The Sermon on the Mount
“By all means, drink deep of the fountains that are given to you in the Sermon on the Mount, but then you will have to take sackcloth and ashes.” Mahatma Gandhi.
The Sermon on the Mount is “the most luminous, most quoted, most analyzed, most contested, and most influential moral and religious discourse in all of human history.” Harvey Cox.
Walter Kaufmann argues that Christianity is simply “the ever-renewed effort to get around these sayings without repudiating Jesus.” But the Sermon is all but impossible to ignore because Jesus’ words get to the root of the human condition.
E. Stanley Jones, missionary to India, warned readers of the Sermon on the Mount about the temptation to reduce the Sermon on the Mount to a mere “echo of scattered sayings out of the past.” However, that is not the way Jesus’ first hearers took it.
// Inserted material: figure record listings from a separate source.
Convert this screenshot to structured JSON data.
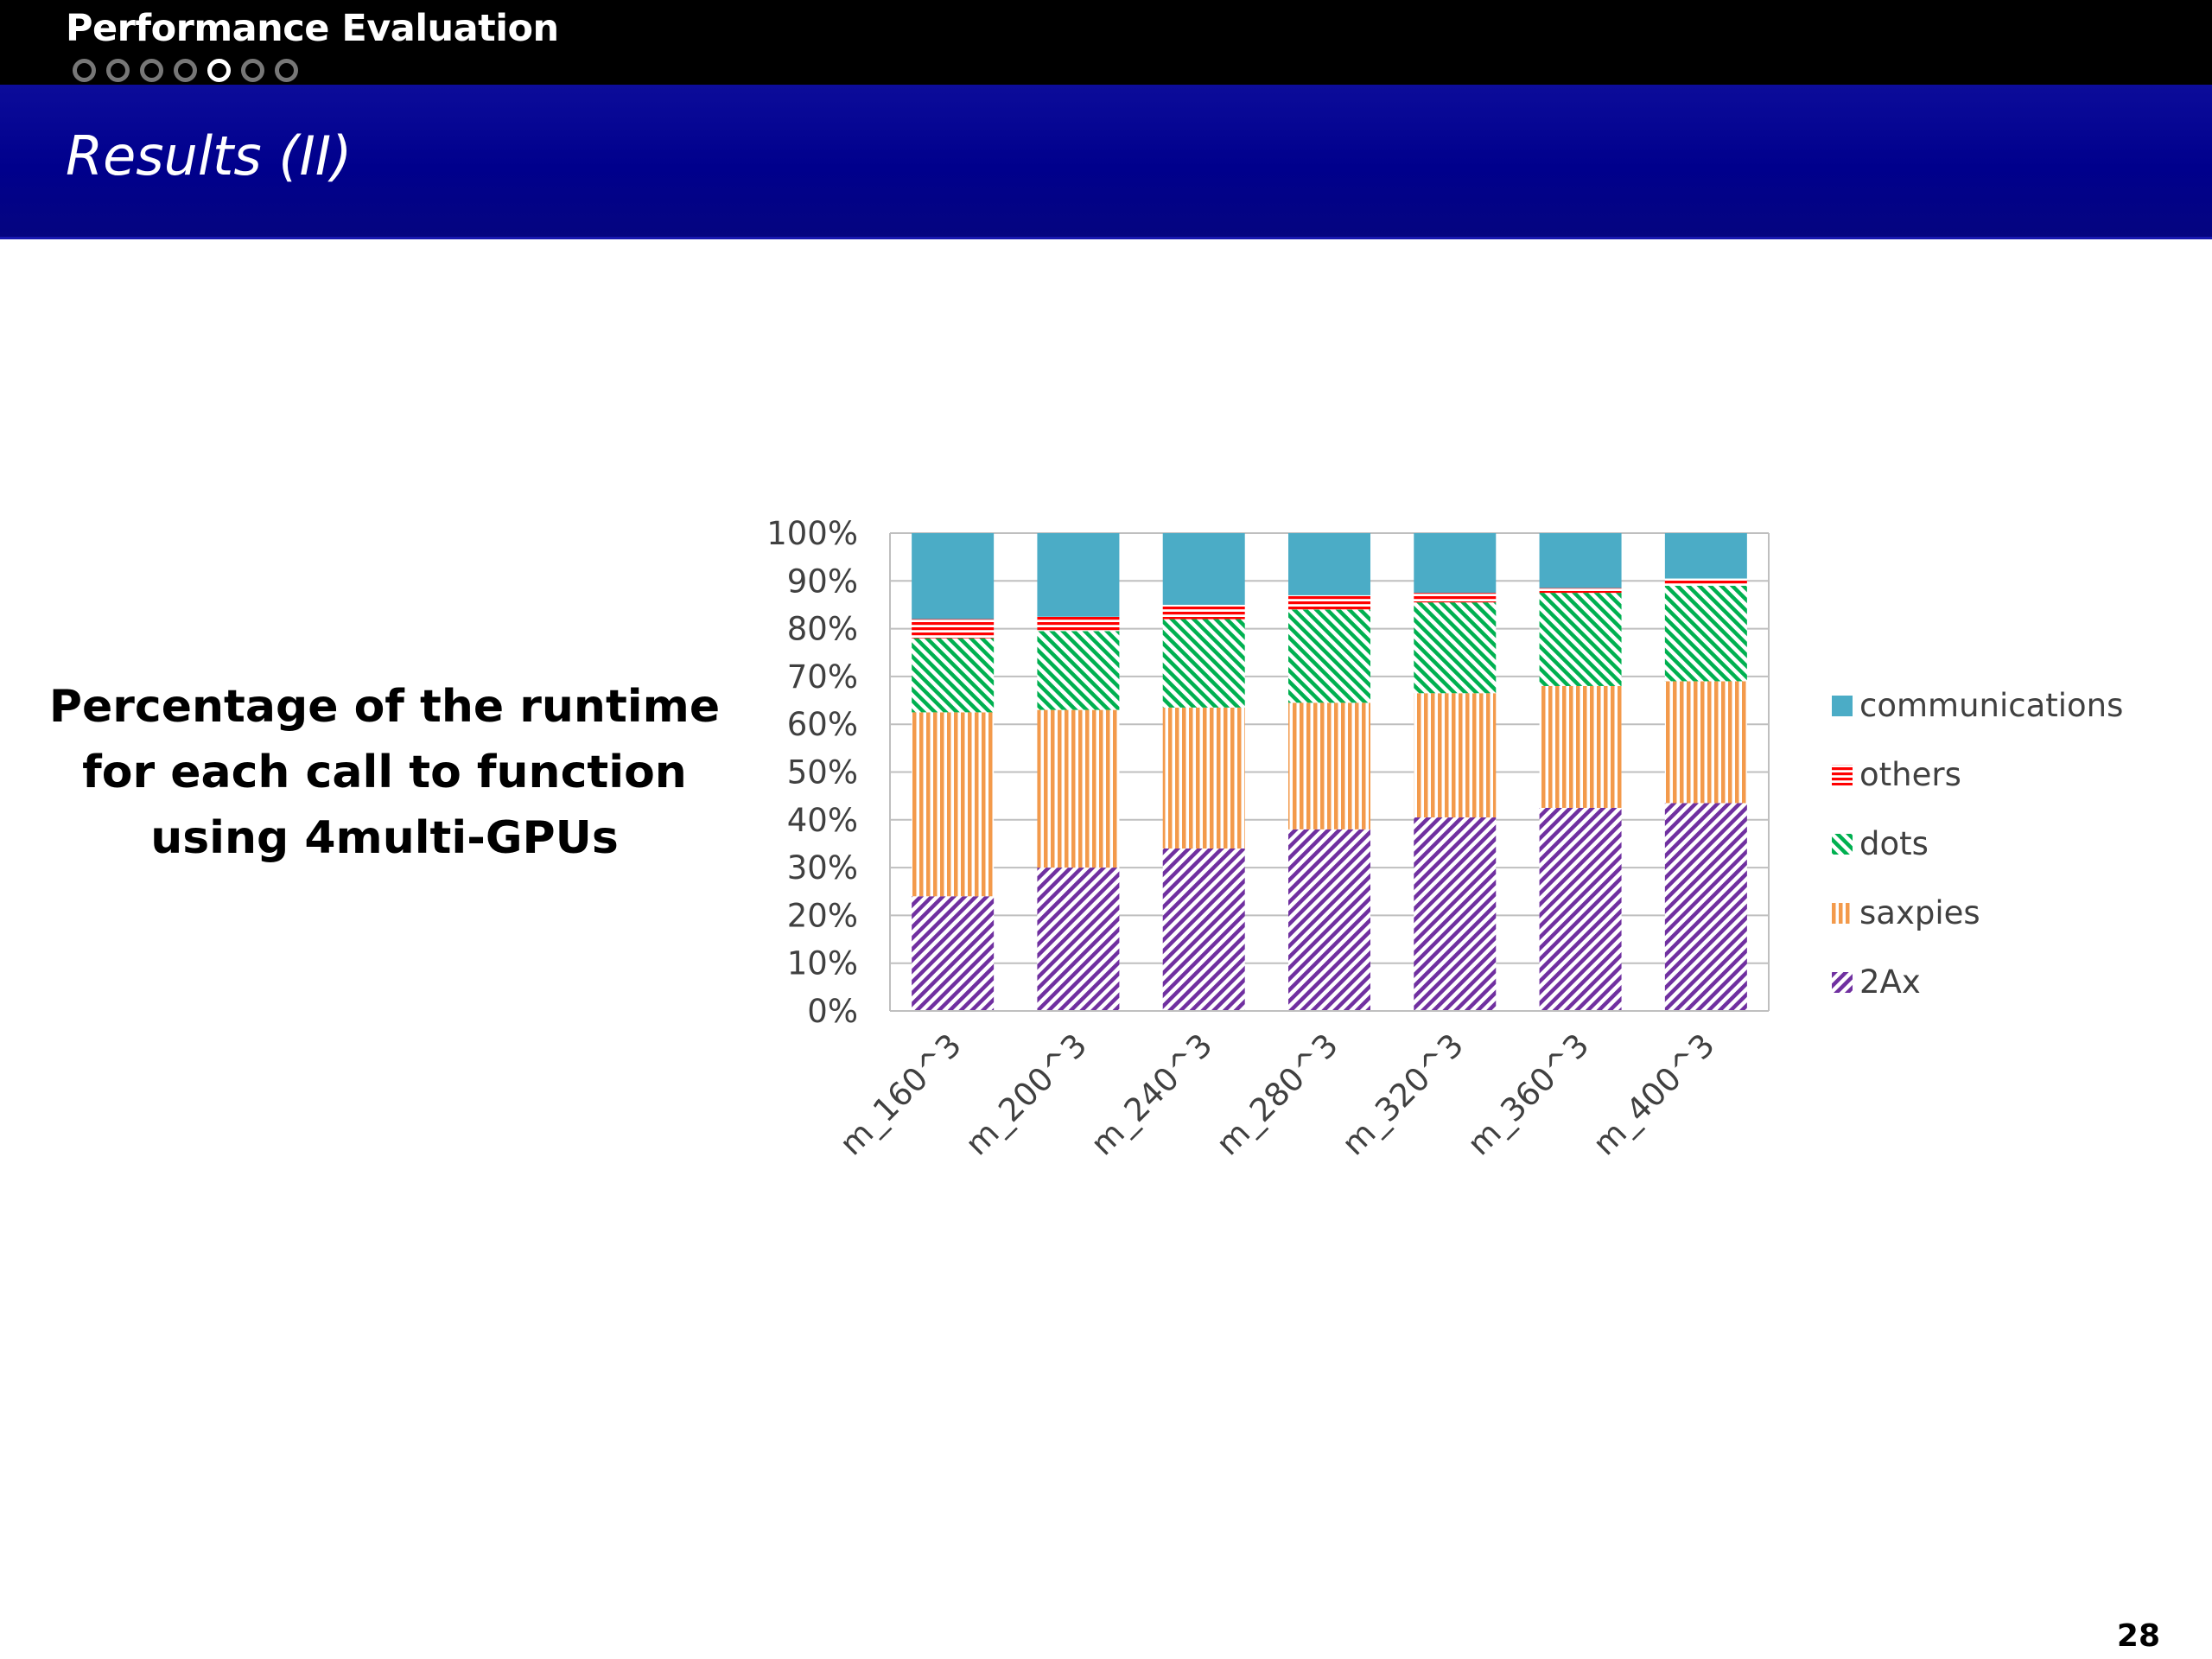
{
  "header": {
    "section": "Performance Evaluation",
    "nav_dots": 7,
    "active_dot": 5,
    "title": "Results (II)"
  },
  "caption": "Percentage of the runtime for each call to function using 4multi-GPUs",
  "page_number": "28",
  "chart_data": {
    "type": "bar",
    "stacked": true,
    "percent_stacked": true,
    "categories": [
      "m_160^3",
      "m_200^3",
      "m_240^3",
      "m_280^3",
      "m_320^3",
      "m_360^3",
      "m_400^3"
    ],
    "series": [
      {
        "name": "2Ax",
        "color": "#7030a0",
        "pattern": "diagonal-hatch",
        "values": [
          24,
          30,
          34,
          38,
          40.5,
          42.5,
          43.5
        ]
      },
      {
        "name": "saxpies",
        "color": "#f39a4b",
        "pattern": "vertical-lines",
        "values": [
          38.5,
          33,
          29.5,
          26.5,
          26,
          25.5,
          25.5
        ]
      },
      {
        "name": "dots",
        "color": "#00b050",
        "pattern": "diagonal-hatch",
        "values": [
          15.5,
          16.5,
          18.5,
          19.5,
          19,
          19.5,
          20
        ]
      },
      {
        "name": "others",
        "color": "#ff0000",
        "pattern": "horizontal-lines",
        "values": [
          4,
          3,
          3,
          3,
          2,
          1,
          1.5
        ]
      },
      {
        "name": "communications",
        "color": "#4bacc6",
        "pattern": "solid",
        "values": [
          18,
          17.5,
          15,
          13,
          12.5,
          11.5,
          9.5
        ]
      }
    ],
    "yticks": [
      "0%",
      "10%",
      "20%",
      "30%",
      "40%",
      "50%",
      "60%",
      "70%",
      "80%",
      "90%",
      "100%"
    ],
    "ylim": [
      0,
      100
    ],
    "legend_order": [
      "communications",
      "others",
      "dots",
      "saxpies",
      "2Ax"
    ],
    "legend_position": "right",
    "grid": true
  }
}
They were struck with the Sermon’s utter newness and they commented that Jesus taught them as one with authority and not like their scribes.”
In the next forty days (Sundays omitted) we will be diving into Jesus’ Sermon on the Mount. It is an appropriate Lenten Meditation for the following reasons.
- It follows Jesus’ baptism and temptation in the wilderness. Early in his ministry, Jesus lays out what it looks like to be his disciple in the clear terms of the Sermon.
- The Gospels show us how Jesus lived his life and performed his mission according to the principles of this Sermon.
- The Sermon is the most succinct collection of Jesus’ teaching that we have. If you only had one piece of scripture to understand to what Jesus was calling us, this would be the best.
For the period from February 22 (Ash Wednesday) to April 8 (the day before Easter) we will be reading the Sermon on the Mount together. A daily reminder will be sent by email. However, the daily readings can be found at lifespringchurch.net, our Church Website.
Prayer:
O Christ, please be with us as we read these words, spoken by you to your disciples, and may they sink deepy into our hearts. May we not try to dance around them or discount the but regard them as your marching orders to a lowly group of people seeking to follow you. In Jesus’ name we pray this. Amen.